Lebih lanjut, hasil riset terbaru UB menunjukkan bahwa campuran etanol justru meningkatkan kualitas pembakaran mesin, karena menaikkan kadar oktan BBM.
“Kalau dicampur etanol, bahan bakar murah bisa jadi lebih efisien dan pembakarannya bersih,” jelasnya.
Pemerintah saat ini tengah menyiapkan kebijakan mandatori E10 (etanol 10%) untuk bensin dan B50 (biodiesel 50%) untuk solar yang akan mulai diterapkan pada 2026. Menurut Prof. Wardana, kebijakan ini dapat mengurangi impor minyak hingga 20 persen.

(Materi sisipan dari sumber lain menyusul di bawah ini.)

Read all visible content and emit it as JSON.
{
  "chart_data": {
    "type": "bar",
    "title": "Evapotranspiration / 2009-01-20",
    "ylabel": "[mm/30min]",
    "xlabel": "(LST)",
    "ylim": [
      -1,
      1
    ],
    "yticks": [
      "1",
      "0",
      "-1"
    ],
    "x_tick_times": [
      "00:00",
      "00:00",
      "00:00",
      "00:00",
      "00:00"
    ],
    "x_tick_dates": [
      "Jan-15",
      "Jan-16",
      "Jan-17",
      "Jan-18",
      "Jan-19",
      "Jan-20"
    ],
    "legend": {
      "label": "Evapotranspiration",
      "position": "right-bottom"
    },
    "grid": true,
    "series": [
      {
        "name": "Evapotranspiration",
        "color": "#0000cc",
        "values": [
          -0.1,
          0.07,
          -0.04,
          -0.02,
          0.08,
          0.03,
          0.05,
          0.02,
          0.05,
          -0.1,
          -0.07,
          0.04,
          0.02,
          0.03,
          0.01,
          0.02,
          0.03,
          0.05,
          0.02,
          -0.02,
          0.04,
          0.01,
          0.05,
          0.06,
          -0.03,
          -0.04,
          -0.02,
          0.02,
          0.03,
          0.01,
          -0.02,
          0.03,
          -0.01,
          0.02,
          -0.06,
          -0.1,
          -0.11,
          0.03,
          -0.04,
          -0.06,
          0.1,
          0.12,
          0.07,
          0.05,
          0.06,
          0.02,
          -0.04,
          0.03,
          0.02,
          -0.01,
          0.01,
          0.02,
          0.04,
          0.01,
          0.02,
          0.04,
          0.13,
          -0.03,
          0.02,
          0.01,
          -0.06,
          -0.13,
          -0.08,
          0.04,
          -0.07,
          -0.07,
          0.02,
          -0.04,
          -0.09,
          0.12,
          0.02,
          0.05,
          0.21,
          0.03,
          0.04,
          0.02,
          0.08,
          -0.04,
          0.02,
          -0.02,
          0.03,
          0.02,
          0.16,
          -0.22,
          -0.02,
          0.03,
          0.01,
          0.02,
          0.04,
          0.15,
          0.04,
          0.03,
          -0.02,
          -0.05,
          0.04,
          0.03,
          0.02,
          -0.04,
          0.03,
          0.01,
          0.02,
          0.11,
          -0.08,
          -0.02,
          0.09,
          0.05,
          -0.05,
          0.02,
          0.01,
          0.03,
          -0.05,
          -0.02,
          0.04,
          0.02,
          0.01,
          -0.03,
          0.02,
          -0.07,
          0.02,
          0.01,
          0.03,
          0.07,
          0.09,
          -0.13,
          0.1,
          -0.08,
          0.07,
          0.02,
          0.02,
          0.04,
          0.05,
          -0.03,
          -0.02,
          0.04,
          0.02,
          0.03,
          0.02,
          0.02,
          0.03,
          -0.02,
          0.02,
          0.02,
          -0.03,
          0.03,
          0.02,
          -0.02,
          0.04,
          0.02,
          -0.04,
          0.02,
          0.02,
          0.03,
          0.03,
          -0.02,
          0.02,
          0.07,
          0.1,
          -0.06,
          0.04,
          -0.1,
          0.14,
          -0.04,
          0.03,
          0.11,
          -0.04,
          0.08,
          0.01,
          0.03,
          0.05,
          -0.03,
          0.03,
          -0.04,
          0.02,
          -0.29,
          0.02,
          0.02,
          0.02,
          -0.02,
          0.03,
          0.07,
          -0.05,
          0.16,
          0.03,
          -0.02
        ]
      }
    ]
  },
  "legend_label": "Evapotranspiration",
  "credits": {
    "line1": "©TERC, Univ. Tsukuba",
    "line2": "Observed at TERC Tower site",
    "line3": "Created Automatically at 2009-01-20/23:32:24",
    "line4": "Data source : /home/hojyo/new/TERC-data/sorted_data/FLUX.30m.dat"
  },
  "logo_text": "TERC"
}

“Sebagian besar impor kita untuk kendaraan. Kalau pakai E10 dan B50, impor bisa turun signifikan,” ujarnya.
Sementara itu, Dosen Fakultas Ilmu Administrasi UB, Andhyka Muttaqin, menilai kebijakan biofuel merupakan bentuk nyata reformasi energi berkelanjutan. Namun, ia menekankan pentingnya tahapan yang jelas agar masyarakat dan industri dapat beradaptasi.
“Kebijakan bagus kalau ada tahapan dan komunikasi publik yang baik. Jadi masyarakat nggak kaget, dan pemerintah bisa mengontrol transisinya,” katanya.
Dari sisi ekonomi, Dekan Fakultas Ekonomi dan Bisnis Universitas Muhammadiyah Malang, Dr. Muhammad Sri Wahyudi Suliswanto, menilai program biofuel berpotensi besar mewujudkan kemandirian energi nasional.
“Kalau sektor hulu dan hilir bisa tersambung, ini akan jadi instrumen pemerataan ekonomi sekaligus mengurangi ketergantungan impor migas,” ujarnya.
Para akademisi menilai arah kebijakan energi nasional di bawah Menteri ESDM Bahlil Lahadalia kini mulai berpijak pada dasar ilmiah, yakni berbasis riset, bertahap dalam implementasi, dan berorientasi pada kemandirian energi bersih nasional. (dop/arf)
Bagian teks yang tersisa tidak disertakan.